Friday, July 30, 2010

I Disapprove of: ED HARDY






Since the new season of MTV's The Jersey Shore has started I figured another guido related disapproval was in order.
this time I'm targeting Don ED Hardy clothing, jewelry, fragrance, sunglasses, hats, shoes... everything?
first of all, thank you Christian Audigier for taking the name and flash design of a well known, tallented old school/ traditional tattoo artist and tarnishing it beyond belief by foiling it onto a
stupid muscle shirt. I'm sure that the tattoo community, especially those who don't specialize in fake tribal design, really appreciate what you've done for the industry(sarcasm).

second of all, thank you Adam Saaks, as if the clothing wasn't already trashy enough you took it to a whole new level but cutting it up to look as though the sluts wearing this shit just escaped some kind of bar skank turf war, weapon of choice being fake nails of course.

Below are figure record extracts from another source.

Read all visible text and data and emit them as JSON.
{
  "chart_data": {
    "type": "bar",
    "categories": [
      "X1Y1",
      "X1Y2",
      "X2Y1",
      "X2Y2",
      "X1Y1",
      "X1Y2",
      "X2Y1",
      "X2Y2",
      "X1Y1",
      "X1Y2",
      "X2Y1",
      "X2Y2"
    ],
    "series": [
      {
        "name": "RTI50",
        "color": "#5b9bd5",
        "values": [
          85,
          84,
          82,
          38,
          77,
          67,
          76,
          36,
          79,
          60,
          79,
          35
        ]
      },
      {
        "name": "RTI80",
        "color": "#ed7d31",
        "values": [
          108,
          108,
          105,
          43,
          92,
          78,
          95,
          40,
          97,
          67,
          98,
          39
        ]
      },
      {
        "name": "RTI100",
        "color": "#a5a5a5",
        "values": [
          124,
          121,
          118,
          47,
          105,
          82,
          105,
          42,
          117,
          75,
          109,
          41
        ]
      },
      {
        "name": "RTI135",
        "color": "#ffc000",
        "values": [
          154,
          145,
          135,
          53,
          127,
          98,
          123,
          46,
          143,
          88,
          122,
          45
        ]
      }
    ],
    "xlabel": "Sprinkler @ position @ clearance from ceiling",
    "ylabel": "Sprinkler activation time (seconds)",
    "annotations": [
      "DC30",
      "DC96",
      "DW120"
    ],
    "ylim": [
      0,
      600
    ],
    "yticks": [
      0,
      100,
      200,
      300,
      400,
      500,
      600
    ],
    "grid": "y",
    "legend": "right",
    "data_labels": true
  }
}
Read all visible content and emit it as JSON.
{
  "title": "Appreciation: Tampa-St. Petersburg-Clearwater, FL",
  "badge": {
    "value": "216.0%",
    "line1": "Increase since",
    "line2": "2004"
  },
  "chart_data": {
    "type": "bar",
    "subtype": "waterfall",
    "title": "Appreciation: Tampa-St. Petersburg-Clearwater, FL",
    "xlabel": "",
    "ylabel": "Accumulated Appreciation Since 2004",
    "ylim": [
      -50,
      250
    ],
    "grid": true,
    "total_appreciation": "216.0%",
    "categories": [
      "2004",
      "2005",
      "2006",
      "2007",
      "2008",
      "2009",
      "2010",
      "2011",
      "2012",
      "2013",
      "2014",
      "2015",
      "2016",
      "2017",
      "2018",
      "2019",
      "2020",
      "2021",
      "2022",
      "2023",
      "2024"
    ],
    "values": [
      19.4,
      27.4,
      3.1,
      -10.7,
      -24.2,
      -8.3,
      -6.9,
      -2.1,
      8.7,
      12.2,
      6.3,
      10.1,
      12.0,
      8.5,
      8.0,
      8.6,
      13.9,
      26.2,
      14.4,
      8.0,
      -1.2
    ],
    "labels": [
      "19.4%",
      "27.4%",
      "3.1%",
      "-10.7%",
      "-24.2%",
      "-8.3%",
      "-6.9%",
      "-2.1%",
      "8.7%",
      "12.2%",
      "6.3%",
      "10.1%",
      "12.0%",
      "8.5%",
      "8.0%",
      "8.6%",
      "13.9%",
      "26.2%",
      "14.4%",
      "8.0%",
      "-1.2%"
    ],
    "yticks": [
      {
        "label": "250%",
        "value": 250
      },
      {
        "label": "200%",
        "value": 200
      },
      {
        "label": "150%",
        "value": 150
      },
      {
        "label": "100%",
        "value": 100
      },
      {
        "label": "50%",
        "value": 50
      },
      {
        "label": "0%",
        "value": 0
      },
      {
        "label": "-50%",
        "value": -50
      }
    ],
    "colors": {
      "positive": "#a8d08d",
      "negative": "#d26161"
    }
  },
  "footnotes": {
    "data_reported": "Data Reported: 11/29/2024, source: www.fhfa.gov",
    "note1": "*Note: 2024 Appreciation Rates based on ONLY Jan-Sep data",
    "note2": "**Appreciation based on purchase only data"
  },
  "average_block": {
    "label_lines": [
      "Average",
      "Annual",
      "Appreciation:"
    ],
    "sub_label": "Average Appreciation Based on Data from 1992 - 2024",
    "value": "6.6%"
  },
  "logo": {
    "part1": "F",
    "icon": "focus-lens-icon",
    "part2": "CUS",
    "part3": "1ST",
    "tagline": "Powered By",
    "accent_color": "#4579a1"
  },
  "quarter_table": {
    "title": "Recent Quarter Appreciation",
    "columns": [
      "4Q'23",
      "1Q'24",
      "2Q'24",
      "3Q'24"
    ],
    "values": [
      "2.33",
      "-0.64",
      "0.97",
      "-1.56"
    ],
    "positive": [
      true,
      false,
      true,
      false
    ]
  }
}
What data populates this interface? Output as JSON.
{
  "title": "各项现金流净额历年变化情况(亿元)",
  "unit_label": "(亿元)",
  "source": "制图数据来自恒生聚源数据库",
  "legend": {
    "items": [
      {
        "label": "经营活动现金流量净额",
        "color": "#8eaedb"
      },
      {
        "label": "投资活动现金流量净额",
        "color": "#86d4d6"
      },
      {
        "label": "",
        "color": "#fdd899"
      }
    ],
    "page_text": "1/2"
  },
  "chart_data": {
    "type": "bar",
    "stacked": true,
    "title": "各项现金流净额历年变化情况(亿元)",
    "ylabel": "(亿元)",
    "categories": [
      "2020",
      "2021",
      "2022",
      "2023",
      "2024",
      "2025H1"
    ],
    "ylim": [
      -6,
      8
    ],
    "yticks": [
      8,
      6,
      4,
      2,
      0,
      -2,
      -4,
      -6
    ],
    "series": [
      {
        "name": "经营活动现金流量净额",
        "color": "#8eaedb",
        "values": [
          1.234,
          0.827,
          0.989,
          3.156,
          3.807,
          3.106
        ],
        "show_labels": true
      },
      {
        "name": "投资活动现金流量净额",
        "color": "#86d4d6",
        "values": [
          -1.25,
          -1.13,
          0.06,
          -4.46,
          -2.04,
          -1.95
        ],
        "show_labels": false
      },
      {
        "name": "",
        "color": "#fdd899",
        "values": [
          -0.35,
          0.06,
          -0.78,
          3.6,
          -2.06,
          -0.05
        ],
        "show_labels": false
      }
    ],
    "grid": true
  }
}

I really can't wrap my mind around people that wear this shit and expect to be taken seriously, especially the men. If I see a woman walking around with a pink, foiled, studded, cut up ed hardy
piece of bullshit on I just figure she's been blowing dogs for quarters... but when I see a beefcake/juice head dude wearing the same thing.... I can't decide if he is into men or women or if he's blind and his younger sister decided to play a cruel joke on him, then I realize he's eyebrows are waxed, he's hair is blown out and that he has a MANicure. at that point I just tell him to say hello to his mutha for me, in a Mark Walberg accent.

Wednesday, July 21, 2010

I Disapprove of: WAITING IN LINE


Not too long ago a friend turned to me and said "I think that I shouldn't have to wait in line, there should be a VIP entrance for me and my friends only". As selfish as it sounds... I agree. For the safety of the rest of the people in line, I should be moved ahead. I hate waiting in lines so much I get an overwhelming urge to just rip off the heads of the people in front of me. Scalp some bitches. I don't what it is, or if its normal or at all healthy but its how I get. I can't go to amusement parks, zoos, food stands, the DMV, clubs, anything that requires me to stand behind someone else and stare at the back of their head. It makes me ape shit-crazy. Even thinking about it is pissing me off.
Please don't ever stand in front of me, unless you want a stiletto in your ass.

Monday, July 12, 2010

I Disapprove of: CLOTHES THAT DONT FIT


This is directed at men,
stop wearing clothes that are too big for you. your not a rapper(recently rappers have also been wearing pants that fit, take a hint)... it doesn't look good at all, it just looks like you only have one outfit and you've smoked too much crack for your own good.
buy a belt.
buy pants that fit.
stop wearing t-shirts that cover your ass, that's your pants job... not that your pants are doing their job anyway,
no one thinks it looks good... no one.

Sunday, July 11, 2010

I Disapprove of: ANIME CONVENTION PEOPLE


are you between the ages of 20 and 45 and still a virgin?
are you into Japanese animation (anime)?
do you go to the conventions and dress up like your favorite anime character?
do you roll play even though your way to old to be playing dress up?
do you spend copious amounts of money traveling to conventions and on your convention costume?
yes?
please, just drop dead.
Not only is it really fucking pathetic that your life sucks so much that you have to escape to a ridiculous un-reality, but the fact that out of everything you could have escaped into (heroin, child porn, foot fetishes) you had to choose the crappiest, lamest, nonsensical world of anime...
I hate you.

Friday, July 9, 2010

I Disapprove of: CHICKENS


I once volunteered at a farm where one of my jobs was to collect chicken eggs. It was one of the weirdest things I had ever seen. I was collecting eggs from the upstairs chicken coop, where they keep the ugly chickens with no feathers so the visitors don't see them, and I noticed one had died in the corner. Then, as I gazed at this dead bird, another chicken crawls on top of it, bows its head, as if it was mourning the loss of its chicken lover and laid an egg directly on top of the dead chicken. I never collected or touched that eggs, I felt like would have been some weird karma/voodoo shit and with the bad luck I already have, I don't really need any kind of chicken curse.
So yeah, I disapprove of chickens... and most poultry, for no real reason, they just freak me out.

Wednesday, July 7, 2010

I Disapprove of: DUCKFACE


This is sort of a follow up on the bar skanks post.
Anyway, all I have to say is, this face doesn't make you look cute... it makes your face look like a giant asshole... knock it off.
I'm sorry your lips are thin, your cheek bones are undefined and your skin is starting to sag from UV ray abuse. Although duckface seems to help some of these skank-ass symptoms... it makes you look like more of a hag than you already were.